Three Gorges Probe

Taiwan ‘conducts computer-simulated attack on the dam’

Kelly Haggart

September 4, 2002

Amid growing tensions with Taiwan, China has revealed that it has built a missile defence shield to protect the Three Gorges dam from the threat of military attack.


China Radio International broadcast the news in apparent response to a recent report in the Taibei-based China Times Weekly that said Taiwan has conducted a computer-simulated military exercise in which state-of-the-art F-16 fighter jets launch an attack on the dam.

The F-16 is currently the only fighter plane in Taiwan’s arsenal that could undertake this long-range attack, carrying either a “smart bomb” or air-to-surface “maverick missile,” reporter Lu Zhaolong wrote in the magazine. His article was picked up by the U.S.-based Web site, Chinese News Net (Duowei xinwen wang), on Aug. 23.

China Radio International, in an Aug. 29 report carried on its Chinese-language Web site, said that after the dam project was approved in 1992, Beijing decided to protect the Three Gorges area with a “double-layer defence shield.”

It was also in 1992 that the United States sold Taiwan 150 F-16 jets. The planes have a range of 1,500 kilometres, allowing them to reach the Three Gorges dam from Taiwan, according to a popular news Web Site based outside China, Kan Zhongguo (Watching China).

Top Taiwan officials have recently warned that any attack by mainland forces would be met by retaliatory strikes on Hong Kong, Shanghai and “a final decisive battle in the heart of the mainland,” China Radio International said.
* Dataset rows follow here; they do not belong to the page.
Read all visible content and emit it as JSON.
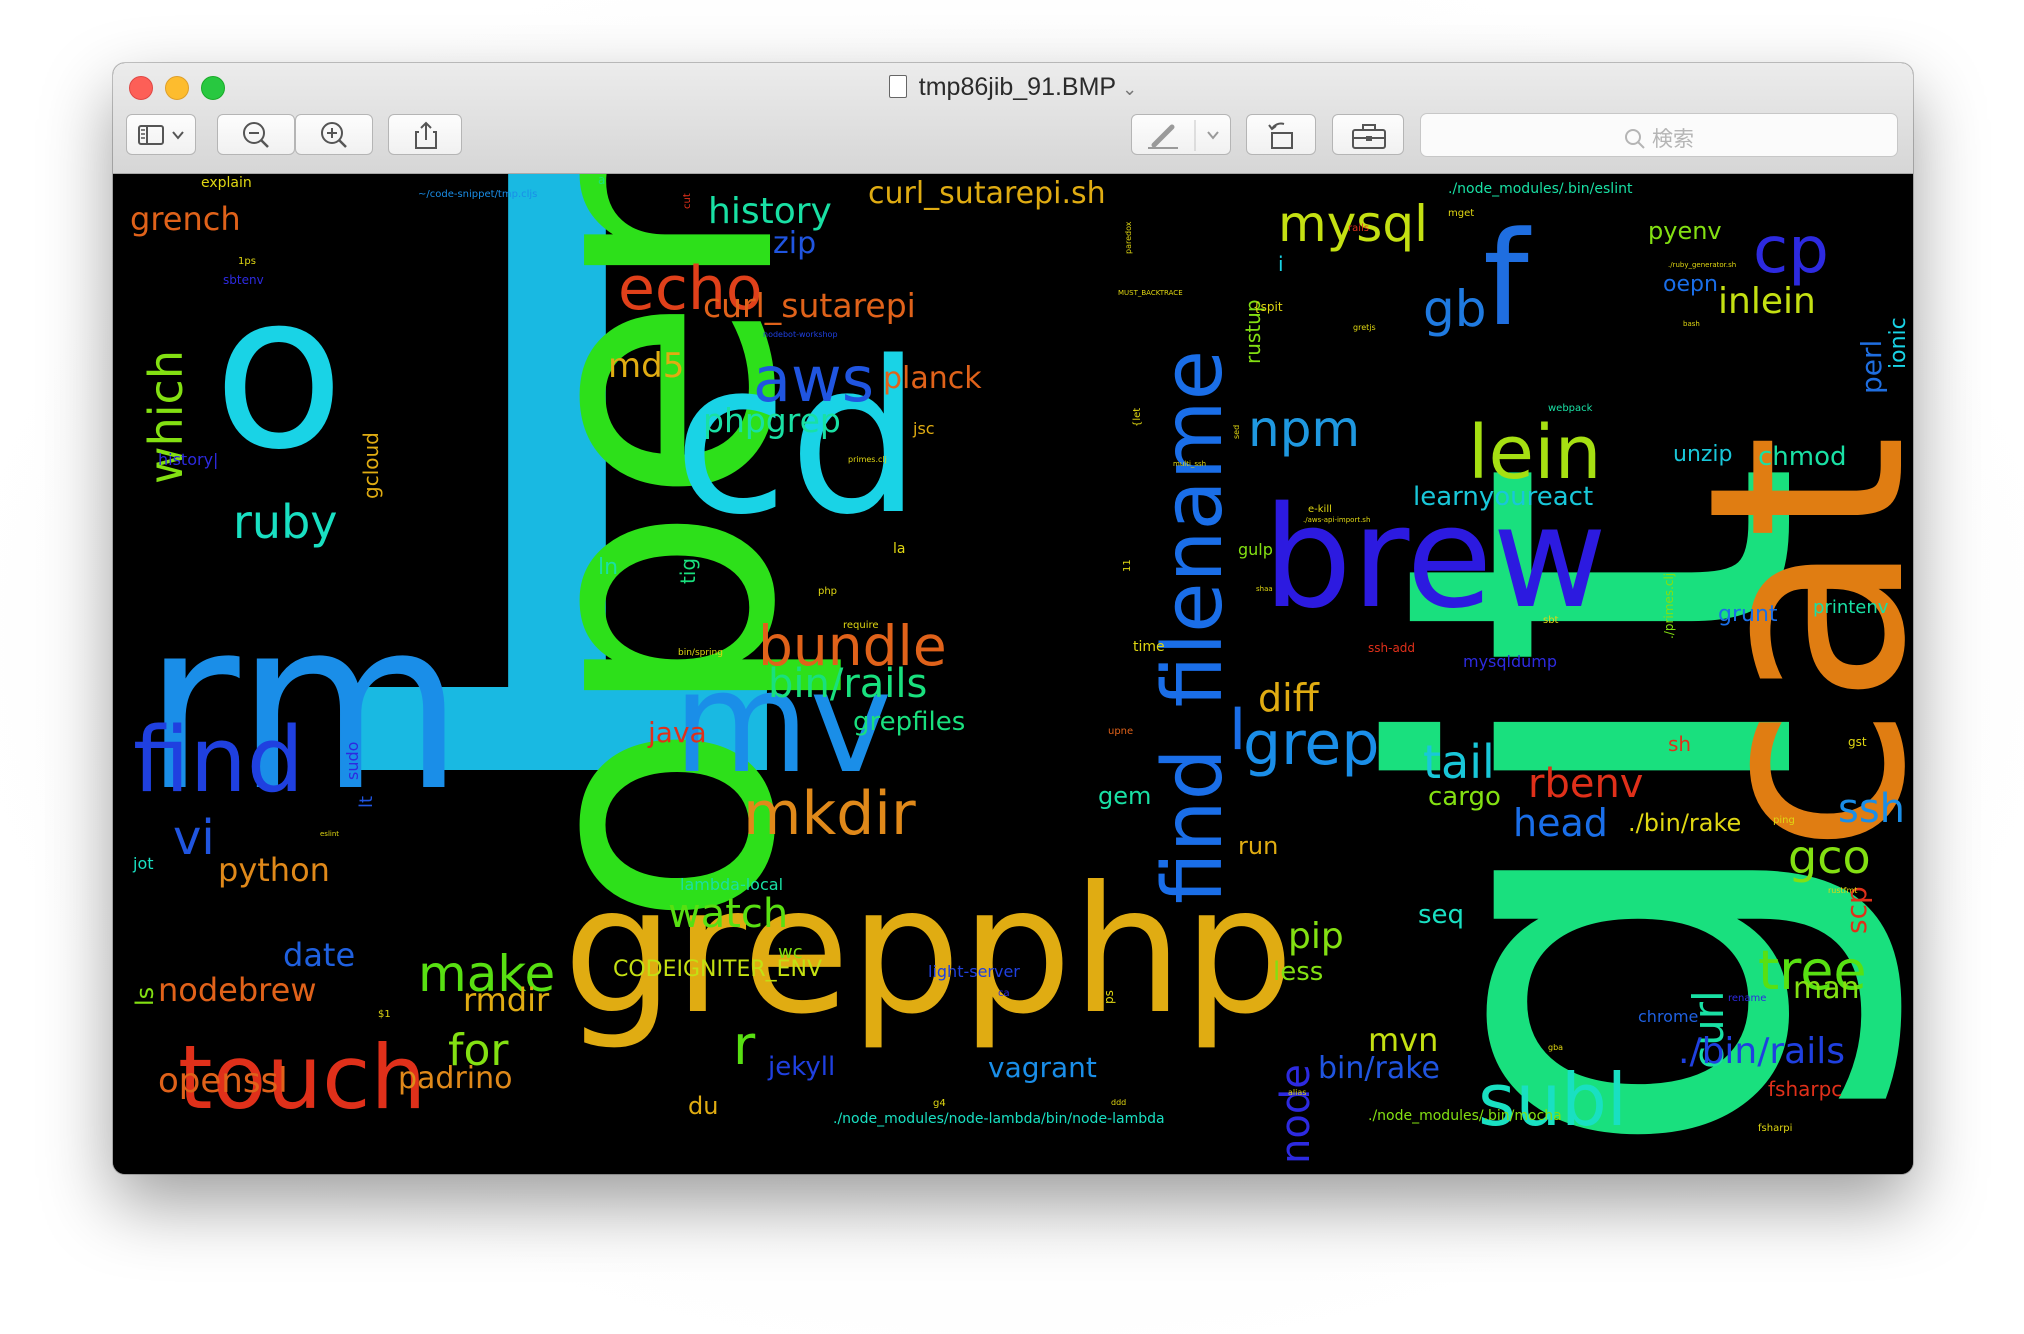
{
  "window": {
    "title": "tmp86jib_91.BMP"
  },
  "toolbar": {
    "search_placeholder": "検索"
  },
  "colors": {
    "cyan": "#19b9e2",
    "green": "#2de01a",
    "teal": "#19e07e"
  },
  "words": [
    "1",
    "open",
    "cd",
    "git",
    "cat",
    "rm",
    "o",
    "grepphp",
    "mv",
    "find",
    "brew",
    "f",
    "find_filename",
    "lein",
    "touch",
    "subl",
    "echo",
    "aws",
    "bundle",
    "mkdir",
    "make",
    "mysql",
    "cp",
    "gb",
    "npm",
    "grep",
    "tail",
    "gco",
    "tree",
    "curl",
    "history",
    "curl_sutarepi.sh",
    "curl_sutarepi",
    "which",
    "zip",
    "md5",
    "planck",
    "phpgrep",
    "ruby",
    "bin/rails",
    "grepfiles",
    "java",
    "diff",
    "vi",
    "python",
    "watch",
    "rbenv",
    "head",
    "./bin/rake",
    "ssh",
    "scp",
    "pip",
    "less",
    "node",
    "mvn",
    "bin/rake",
    "./bin/rails",
    "fsharpc",
    "date",
    "nodebrew",
    "rmdir",
    "for",
    "r",
    "jekyll",
    "vagrant",
    "du",
    "openssl",
    "padrino",
    "inlein",
    "pyenv",
    "oepn",
    "perl",
    "ionic",
    "unzip",
    "chmod",
    "learnyoureact",
    "grunt",
    "printenv",
    "mysqldump",
    "sh",
    "gst",
    "cargo",
    "gem",
    "run",
    "seq",
    "man",
    "chrome",
    "wc",
    "lambda-local",
    "CODEIGNITER_ENV",
    "light-server",
    "./node_modules/node-lambda/bin/node-lambda",
    "./node_modules/.bin/mocha",
    "./node_modules/.bin/eslint",
    "grench",
    "explain",
    "gcloud",
    "history|",
    "ln",
    "tig",
    "jsc",
    "la",
    "rustup",
    "i",
    "gulp",
    "time",
    "ssh-add",
    "upne",
    "jot",
    "ls",
    "sudo",
    "lt",
    "webpack",
    "ping",
    "ps",
    "~/code-snippet/tmp.cljs",
    "$1",
    "sbtenv",
    "1ps",
    "nodebot-workshop",
    "primes.clj",
    "multi_ssh",
    "e-kill",
    "bin/spring",
    "php",
    "require",
    "sbt",
    "eslint",
    "./primes.clj",
    "paredox",
    "mget",
    "rails",
    "{spit",
    "gretjs",
    "./ruby_generator.sh",
    "bash",
    "{let",
    "sed",
    "11",
    "fsharpi",
    "rename",
    "rustfmt",
    "./aws-api-import.sh",
    "alias",
    "g4",
    "ddd",
    "ca",
    "gba",
    "shaa",
    "a",
    "cut",
    "MUST_BACKTRACE"
  ]
}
But, the radio said, the mainland has nothing to fear from Taiwan because of two defence shields, in place since 1997, that protect the Three Gorges dam area: an anti-ballistic missile defence shield covering much of the Yangtze River valley and a smaller shield focused on the dam itself.
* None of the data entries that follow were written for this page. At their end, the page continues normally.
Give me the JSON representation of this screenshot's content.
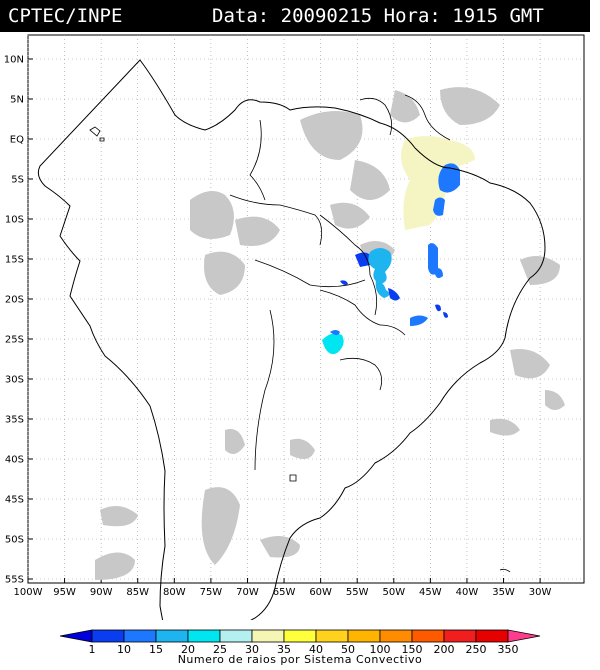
{
  "header": {
    "org": "CPTEC/INPE",
    "date_label": "Data:",
    "date": "20090215",
    "time_label": "Hora:",
    "time": "1915 GMT"
  },
  "map": {
    "lat_ticks": [
      "10N",
      "5N",
      "EQ",
      "5S",
      "10S",
      "15S",
      "20S",
      "25S",
      "30S",
      "35S",
      "40S",
      "45S",
      "50S",
      "55S"
    ],
    "lon_ticks": [
      "100W",
      "95W",
      "90W",
      "85W",
      "80W",
      "75W",
      "70W",
      "65W",
      "60W",
      "55W",
      "50W",
      "45W",
      "40W",
      "35W",
      "30W"
    ],
    "land_color": "#ffffff",
    "cloud_color": "#c8c8c8",
    "border_color": "#000000",
    "grid": "dotted"
  },
  "colorbar": {
    "labels": [
      "1",
      "10",
      "15",
      "20",
      "25",
      "30",
      "35",
      "40",
      "50",
      "100",
      "150",
      "200",
      "250",
      "350"
    ],
    "colors": [
      "#0000dd",
      "#0a3cf0",
      "#1e78ff",
      "#1eb4f0",
      "#00e6f0",
      "#b4f0f0",
      "#f5f5b4",
      "#ffff3c",
      "#ffd21e",
      "#ffb400",
      "#ff8c00",
      "#ff5a00",
      "#f01e1e",
      "#e60000",
      "#ff3c8c"
    ],
    "caption": "Numero de raios por Sistema Convectivo"
  }
}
“According to mainland military experts, it’s true that, supported and trained by the United States, Taiwan’s airforce has greatly enhanced its ability to attack the mainland in recent years,” the radio said. “However, these experts have pointed out that Taiwan’s airforce is not strong enough to penetrate the double-layer defence system built by the People’s Liberation Army. …

“In terms of overall military capability, it would be difficult for Taiwan’s airforce to carry out such a long-range attack on the Three Gorges dam in the near future. It appears that this kind of exercise is more bluff and bluster than actual plan,” the radio said.
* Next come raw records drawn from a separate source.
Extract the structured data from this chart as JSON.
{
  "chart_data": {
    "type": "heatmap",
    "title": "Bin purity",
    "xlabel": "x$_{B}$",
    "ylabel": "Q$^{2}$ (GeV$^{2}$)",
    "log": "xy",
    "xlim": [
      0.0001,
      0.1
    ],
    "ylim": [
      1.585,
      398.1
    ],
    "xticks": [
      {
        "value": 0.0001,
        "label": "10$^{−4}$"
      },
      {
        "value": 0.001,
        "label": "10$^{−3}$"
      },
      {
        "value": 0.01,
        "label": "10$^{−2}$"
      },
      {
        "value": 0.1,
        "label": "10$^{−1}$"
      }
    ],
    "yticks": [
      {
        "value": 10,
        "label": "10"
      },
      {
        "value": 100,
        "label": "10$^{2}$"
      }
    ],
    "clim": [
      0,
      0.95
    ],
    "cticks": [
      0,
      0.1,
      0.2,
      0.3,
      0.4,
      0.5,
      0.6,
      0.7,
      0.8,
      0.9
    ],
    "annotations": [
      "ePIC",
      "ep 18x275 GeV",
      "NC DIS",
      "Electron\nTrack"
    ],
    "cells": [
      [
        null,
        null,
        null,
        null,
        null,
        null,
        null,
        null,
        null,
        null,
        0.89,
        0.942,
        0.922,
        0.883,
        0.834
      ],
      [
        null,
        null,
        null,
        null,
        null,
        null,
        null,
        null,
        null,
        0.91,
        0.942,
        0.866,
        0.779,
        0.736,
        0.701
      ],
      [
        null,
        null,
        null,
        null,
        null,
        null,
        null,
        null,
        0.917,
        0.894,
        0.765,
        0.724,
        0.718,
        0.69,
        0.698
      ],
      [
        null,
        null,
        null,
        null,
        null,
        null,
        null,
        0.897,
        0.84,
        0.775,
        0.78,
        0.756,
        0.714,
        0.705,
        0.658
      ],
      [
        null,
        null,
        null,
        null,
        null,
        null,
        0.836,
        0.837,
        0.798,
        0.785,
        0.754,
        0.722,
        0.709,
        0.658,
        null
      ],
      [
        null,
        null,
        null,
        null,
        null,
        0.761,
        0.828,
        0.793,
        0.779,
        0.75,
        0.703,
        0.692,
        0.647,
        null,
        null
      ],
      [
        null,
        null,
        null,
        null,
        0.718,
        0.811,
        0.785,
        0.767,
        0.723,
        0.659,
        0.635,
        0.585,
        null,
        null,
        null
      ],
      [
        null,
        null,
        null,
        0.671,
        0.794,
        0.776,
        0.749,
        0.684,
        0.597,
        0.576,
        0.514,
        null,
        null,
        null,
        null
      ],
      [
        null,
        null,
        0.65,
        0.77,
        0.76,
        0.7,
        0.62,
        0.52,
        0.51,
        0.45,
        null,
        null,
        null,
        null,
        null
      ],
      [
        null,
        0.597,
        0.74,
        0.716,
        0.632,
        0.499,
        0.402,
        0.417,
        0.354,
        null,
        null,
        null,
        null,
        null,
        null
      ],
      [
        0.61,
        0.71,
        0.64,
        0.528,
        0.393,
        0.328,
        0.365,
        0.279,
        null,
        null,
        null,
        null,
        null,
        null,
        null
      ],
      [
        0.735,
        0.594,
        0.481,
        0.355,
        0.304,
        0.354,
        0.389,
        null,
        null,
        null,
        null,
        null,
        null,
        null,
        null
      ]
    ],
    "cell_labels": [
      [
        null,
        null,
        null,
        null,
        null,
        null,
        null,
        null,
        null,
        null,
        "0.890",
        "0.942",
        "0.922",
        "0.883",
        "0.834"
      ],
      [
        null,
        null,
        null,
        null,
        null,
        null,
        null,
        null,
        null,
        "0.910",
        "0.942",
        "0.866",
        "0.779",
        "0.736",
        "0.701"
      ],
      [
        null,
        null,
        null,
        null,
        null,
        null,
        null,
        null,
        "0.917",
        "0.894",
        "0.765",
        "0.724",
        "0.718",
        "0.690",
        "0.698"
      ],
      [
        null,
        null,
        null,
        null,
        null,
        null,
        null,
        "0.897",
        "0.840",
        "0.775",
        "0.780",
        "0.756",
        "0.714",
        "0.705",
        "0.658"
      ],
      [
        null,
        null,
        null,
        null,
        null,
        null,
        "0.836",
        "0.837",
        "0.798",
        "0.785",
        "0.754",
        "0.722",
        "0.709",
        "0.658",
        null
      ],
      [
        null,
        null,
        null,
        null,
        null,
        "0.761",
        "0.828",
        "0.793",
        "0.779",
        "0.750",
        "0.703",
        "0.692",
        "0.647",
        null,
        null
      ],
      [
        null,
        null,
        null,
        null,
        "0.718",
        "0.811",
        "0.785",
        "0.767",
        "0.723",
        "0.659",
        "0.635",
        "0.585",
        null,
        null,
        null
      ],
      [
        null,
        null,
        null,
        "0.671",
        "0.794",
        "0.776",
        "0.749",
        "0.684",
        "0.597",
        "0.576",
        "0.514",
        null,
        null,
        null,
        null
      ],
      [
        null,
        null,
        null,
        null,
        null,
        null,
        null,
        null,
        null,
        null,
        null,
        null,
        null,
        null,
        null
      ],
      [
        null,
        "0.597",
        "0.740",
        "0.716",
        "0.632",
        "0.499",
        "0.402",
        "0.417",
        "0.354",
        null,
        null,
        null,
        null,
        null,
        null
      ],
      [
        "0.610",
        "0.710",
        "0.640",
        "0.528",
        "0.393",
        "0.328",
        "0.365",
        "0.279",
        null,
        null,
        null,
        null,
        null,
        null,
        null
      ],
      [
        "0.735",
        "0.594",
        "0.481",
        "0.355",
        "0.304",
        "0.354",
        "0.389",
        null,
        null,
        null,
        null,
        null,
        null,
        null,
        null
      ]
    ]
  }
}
In a separate report, Chinese News Net has also raised the spectre of a potential terrorist attack on the Three Gorges dam being launched by Muslim separatists from China’s northwest.

The Web site said in an Aug. 17 report that Wang Lixiong, author of a best-selling book published in Hong Kong, Sky burial: The fate of Tibet, has recently turned his attention to a region he feels will become an even bigger headache for Beijing than Tibet – Xinjiang, where radical separatists have turned to violence rather than peaceful means to achieve their independence goals.

Uigur separatist violence in the 1990s claimed 162 lives in 200 incidents inside Xinjiang, according to official figures published by China’s State Council. The official data also reveal that in one raid alone, police found six tonnes of bomb-making chemicals, as well as hundreds of rifles and tens of thousands of bullets.

Mr. Wang contends that the Sept. 11 attacks in the United States heightened fears among Chinese leaders that terrorist attacks emanating from predominantly Muslim Xinjiang could become increasingly serious and sophisticated.

He interviewed Uigur militants who hinted of plans to stage attention-grabbing attacks on several high-profile targets in China, one of which could be the Three Gorges dam. While Beijing may be well prepared for a military strike from the air, it may be less ready to contend with an unexpected ground-based attack from within its own territory, Mr. Wang was quoted as saying.